In his new book, “The Urban Mystique, Notes on California, Los Angeles, and Beyond”, Stephens pulls together, all in one place, a compendium of short essays he wrote over a several-year period for California Planning & Development Report and other publications related to urban planning and design.
In his new book, Stephens covers everything from public transportation to zoning laws to the importance of local watering holes.
NIMBYism is contrasted with YIMBYism (“YES, in my back yard”) in the book.
Racism, local politics and homelessness are also addressed. So, too, the minutiae of setbacks (how close a building can be to the street, the sidewalk, and other buildings).
Here are the names of a few sample essays to give you a feel for The Urban Mystique:
- Where Nobody Knows Your Name
- Housing Crisis, Meet Transportation Crisis
- Dumb Objections to Smart Growth
- Los Angeles’s Moral Failing
- Searching for Los Angeles in Blade Runner 2049
Stephens, who grew up on LA’s Westside, was an English major at Princeton. He later went on to get a masters degree in public policy at Harvard’s Kennedy School of Government, with a focus on urban policy.
Stephens decided early on he didn’t want to actually be an urban planner. The minutia gets to him, even. But he never felt like the wheeler-dealer types who are typically drawn to real estate.
By writing about urban planning, Stephens gets to put his English degree to work on a topic he obviously loves.
He’s an optimist, really: He thinks LA has made huge strides in recent decades when it comes to public transportation and he sees the promise of smart growth and sustainability.
Stephens said he thinks it’s inevitable Brentwood (and most of Los Angeles) will see continued up-zoning in coming years; the demand for housing is just too acute.
“What people don’t always realize,” said Stephens, “is that denser housing closer to jobs can actually reduce traffic in the area.”
He explained: If people can live close to where they work – and the Westside is a jobs magnet – then there needn’t be so many car trips in and out of the Westside coming from the south, east and the San Fernando Valley to the north.
Despite opposition, Stephens said he thinks the housing development at the Martin Cadillac site (Olympic and Bundy, close to the new Metro stop), could turn out just fine.

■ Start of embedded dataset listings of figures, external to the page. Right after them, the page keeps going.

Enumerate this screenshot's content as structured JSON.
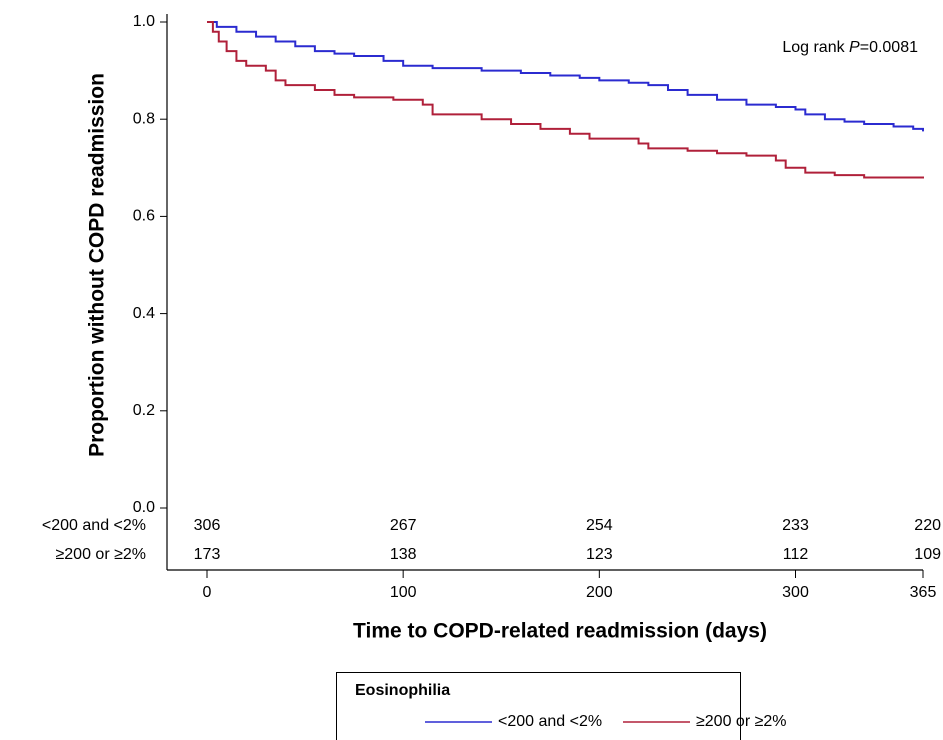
{
  "chart_data": {
    "type": "step",
    "y_label": "Proportion without COPD readmission",
    "x_label": "Time to COPD-related readmission (days)",
    "annotation": {
      "prefix": "Log rank ",
      "italic": "P",
      "suffix": "=0.0081"
    },
    "xlim": [
      0,
      365
    ],
    "ylim": [
      0,
      1
    ],
    "xticks": [
      0,
      100,
      200,
      300,
      365
    ],
    "yticks": [
      {
        "value": 0,
        "label": "0.0"
      },
      {
        "value": 0.2,
        "label": "0.2"
      },
      {
        "value": 0.4,
        "label": "0.4"
      },
      {
        "value": 0.6,
        "label": "0.6"
      },
      {
        "value": 0.8,
        "label": "0.8"
      },
      {
        "value": 1,
        "label": "1.0"
      }
    ],
    "legend_title": "Eosinophilia",
    "series": [
      {
        "name": "<200 and <2%",
        "color": "#2b2bd0",
        "x": [
          0,
          5,
          15,
          25,
          35,
          45,
          55,
          65,
          75,
          90,
          100,
          115,
          140,
          160,
          175,
          190,
          200,
          215,
          225,
          235,
          245,
          260,
          275,
          290,
          300,
          305,
          315,
          325,
          335,
          350,
          360,
          365
        ],
        "values": [
          1.0,
          0.99,
          0.98,
          0.97,
          0.96,
          0.95,
          0.94,
          0.935,
          0.93,
          0.92,
          0.91,
          0.905,
          0.9,
          0.895,
          0.89,
          0.885,
          0.88,
          0.875,
          0.87,
          0.86,
          0.85,
          0.84,
          0.83,
          0.825,
          0.82,
          0.81,
          0.8,
          0.795,
          0.79,
          0.785,
          0.78,
          0.775
        ],
        "at_risk": [
          306,
          267,
          254,
          233,
          220
        ]
      },
      {
        "name": "≥200 or ≥2%",
        "color": "#b0203a",
        "x": [
          0,
          3,
          6,
          10,
          15,
          20,
          30,
          35,
          40,
          55,
          65,
          75,
          95,
          110,
          115,
          140,
          155,
          170,
          185,
          195,
          220,
          225,
          245,
          260,
          275,
          290,
          295,
          305,
          320,
          335,
          365
        ],
        "values": [
          1.0,
          0.98,
          0.96,
          0.94,
          0.92,
          0.91,
          0.9,
          0.88,
          0.87,
          0.86,
          0.85,
          0.845,
          0.84,
          0.83,
          0.81,
          0.8,
          0.79,
          0.78,
          0.77,
          0.76,
          0.75,
          0.74,
          0.735,
          0.73,
          0.725,
          0.715,
          0.7,
          0.69,
          0.685,
          0.68,
          0.678
        ],
        "at_risk": [
          173,
          138,
          123,
          112,
          109
        ]
      }
    ]
  }
}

Here in Brentwood – which Stephens said is a “great place” — Stephens said he thinks a “silent majority” of Brentwood residents would have prefered to have seen the Green Hollow Square project get built, but “the loudest voices in room” were able to successfully block the project.
Green Hollow Square was a proposed retail center with shopping, a bookstore and a few restaurants. It was to go where the Barry Building is now. The Barry Building is the site of the former Duttons Bookstore. The developer was Charlie Munger, a billionaire.

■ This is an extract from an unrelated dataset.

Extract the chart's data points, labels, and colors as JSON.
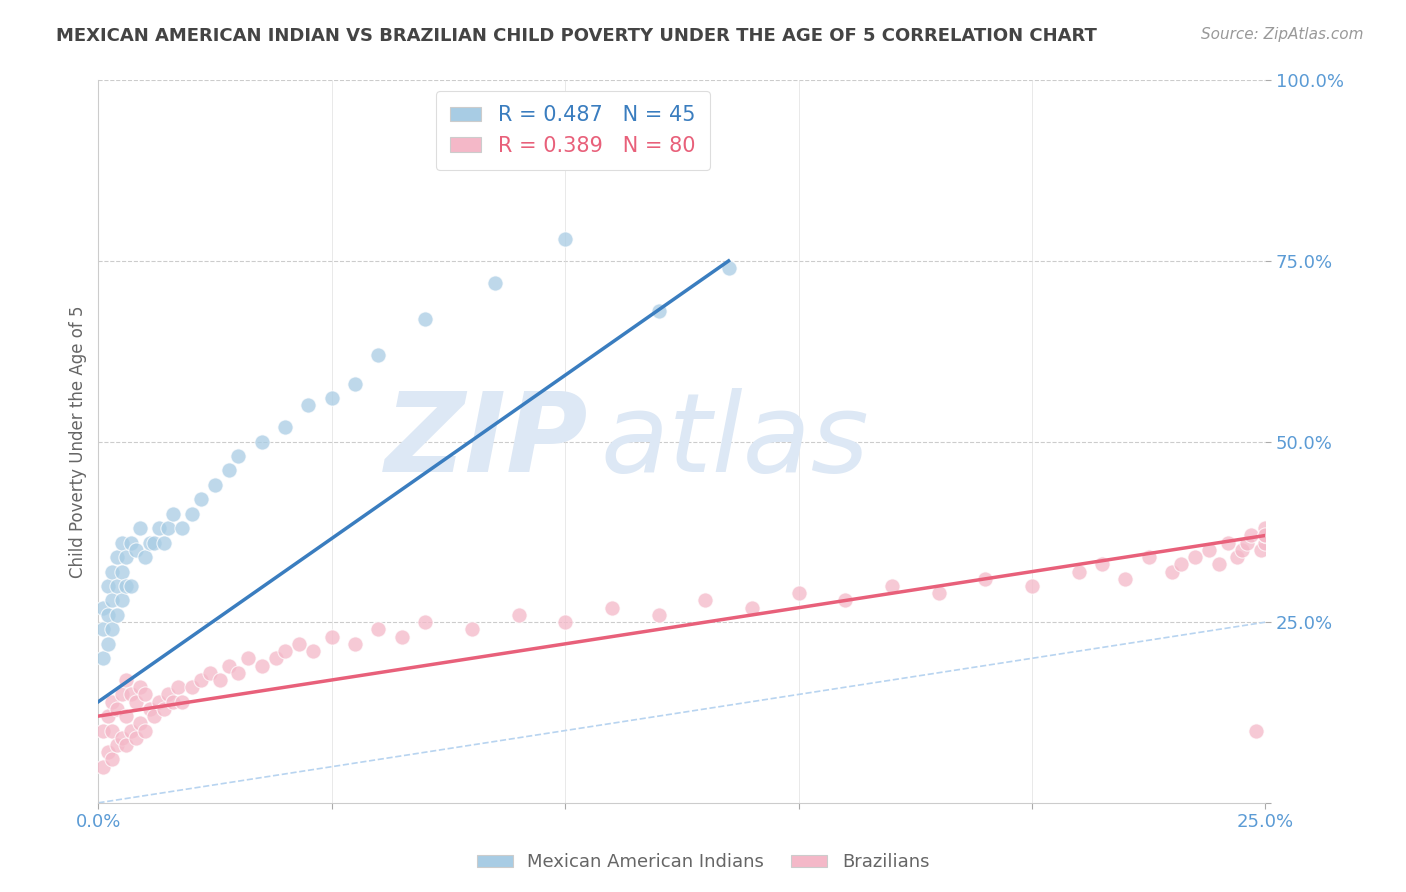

Stephens refers to Munger and the Barry Building controversy in his essay, “It’s Time to Stop Demonization of Developers.”
Once blocked, the property was boarded up and has remained so for years, with no obvious path forward at this time.
Stephens said he wishes NIMBYs could better define what they are for – and not just what they are against. “If not Green Hollow Square, then what?”
“Los Angeles is a complex place,” noted Stephens. Its urban development, culture and politics are complex as well, he added. As LA moves forward from here, he said he hopes to see a real “sense of welcome” take hold – especially when it comes to members of ethnic minorities and those with lower incomes – people currently underrepresented on the Westside.